O governo misto afirmava que a forma mais desejável de governo era não o
equilibro das funções mais sim o equilíbrio das forças sociais pois a mistura de todas as forças
não permitiria governos extremistas, propiciando moderação e sensatez. O pai dessa doutrina
era Aristóteles.
Eles tinham uma teoria política abstrata que definia tirania e liberdade se os
poderes estivessem ou não concentrados nas mãos de uma pessoa e uma teoria social
concreta que vincula um governo moderado e não extremista a um sistema que continha uma
mistura e equilíbrio de grupos sociais. Montesquieu já havia misturado as teorias no sec. XVIII.

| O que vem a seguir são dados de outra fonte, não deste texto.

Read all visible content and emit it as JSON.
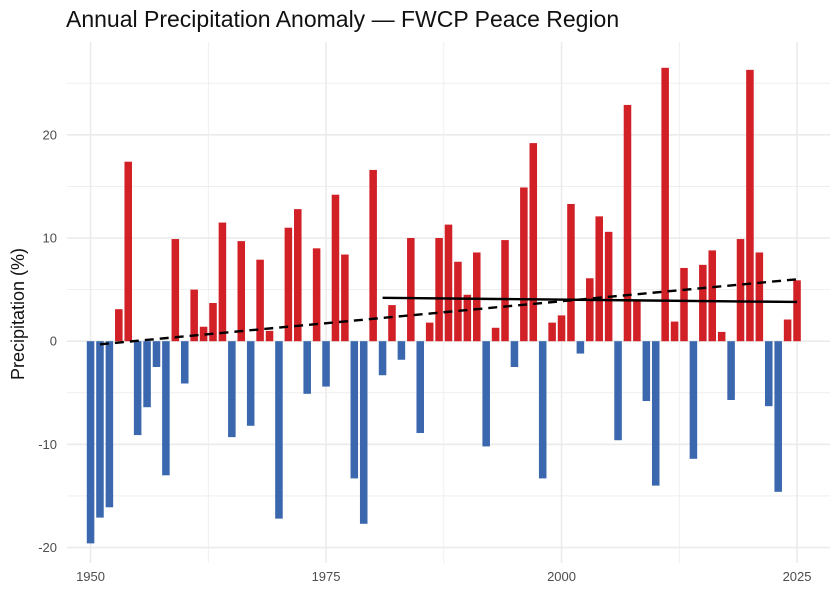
{
  "chart_data": {
    "type": "bar",
    "title": "Annual Precipitation Anomaly — FWCP Peace Region",
    "xlabel": "",
    "ylabel": "Precipitation (%)",
    "xlim": [
      1947.5,
      2028.5
    ],
    "ylim": [
      -21.5,
      29
    ],
    "x_ticks": [
      1950,
      1975,
      2000,
      2025
    ],
    "y_ticks": [
      -20,
      -10,
      0,
      10,
      20
    ],
    "grid": true,
    "colors": {
      "positive": "#d22027",
      "negative": "#3a67ad",
      "grid": "#ebebeb",
      "trend": "#000000"
    },
    "x": [
      1950,
      1951,
      1952,
      1953,
      1954,
      1955,
      1956,
      1957,
      1958,
      1959,
      1960,
      1961,
      1962,
      1963,
      1964,
      1965,
      1966,
      1967,
      1968,
      1969,
      1970,
      1971,
      1972,
      1973,
      1974,
      1975,
      1976,
      1977,
      1978,
      1979,
      1980,
      1981,
      1982,
      1983,
      1984,
      1985,
      1986,
      1987,
      1988,
      1989,
      1990,
      1991,
      1992,
      1993,
      1994,
      1995,
      1996,
      1997,
      1998,
      1999,
      2000,
      2001,
      2002,
      2003,
      2004,
      2005,
      2006,
      2007,
      2008,
      2009,
      2010,
      2011,
      2012,
      2013,
      2014,
      2015,
      2016,
      2017,
      2018,
      2019,
      2020,
      2021,
      2022,
      2023,
      2024,
      2025
    ],
    "values": [
      -19.6,
      -17.1,
      -16.1,
      3.1,
      17.4,
      -9.1,
      -6.4,
      -2.5,
      -13.0,
      9.9,
      -4.1,
      5.0,
      1.4,
      3.7,
      11.5,
      -9.3,
      9.7,
      -8.2,
      7.9,
      1.0,
      -17.2,
      11.0,
      12.8,
      -5.1,
      9.0,
      -4.4,
      14.2,
      8.4,
      -13.3,
      -17.7,
      16.6,
      -3.3,
      3.5,
      -1.8,
      10.0,
      -8.9,
      1.8,
      10.0,
      11.3,
      7.7,
      4.5,
      8.6,
      -10.2,
      1.3,
      9.8,
      -2.5,
      14.9,
      19.2,
      -13.3,
      1.8,
      2.5,
      13.3,
      -1.2,
      6.1,
      12.1,
      10.6,
      -9.6,
      22.9,
      4.0,
      -5.8,
      -14.0,
      26.5,
      1.9,
      7.1,
      -11.4,
      7.4,
      8.8,
      0.9,
      -5.7,
      9.9,
      26.3,
      8.6,
      -6.3,
      -14.6,
      2.1,
      5.9
    ],
    "trend_lines": [
      {
        "style": "dashed",
        "x": [
          1951,
          2025
        ],
        "y": [
          -0.3,
          6.0
        ]
      },
      {
        "style": "solid",
        "x": [
          1981,
          2025
        ],
        "y": [
          4.2,
          3.8
        ]
      }
    ]
  }
}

Parte dos federalista entendia que após 1776 se havia abandonado demais a
tradição britânica, o que despertou em alguns círculos o desejo de restaurar um governo mais
equilibrado e misturado contra a supremacia legislativa dos artigo. Devolver ao judiciário não
só separação e independência, mas também controle potencial sobre as forças sociais que
controlavam os legislativos estaduais, como um freio sobre suas medidas injustas e insensataz.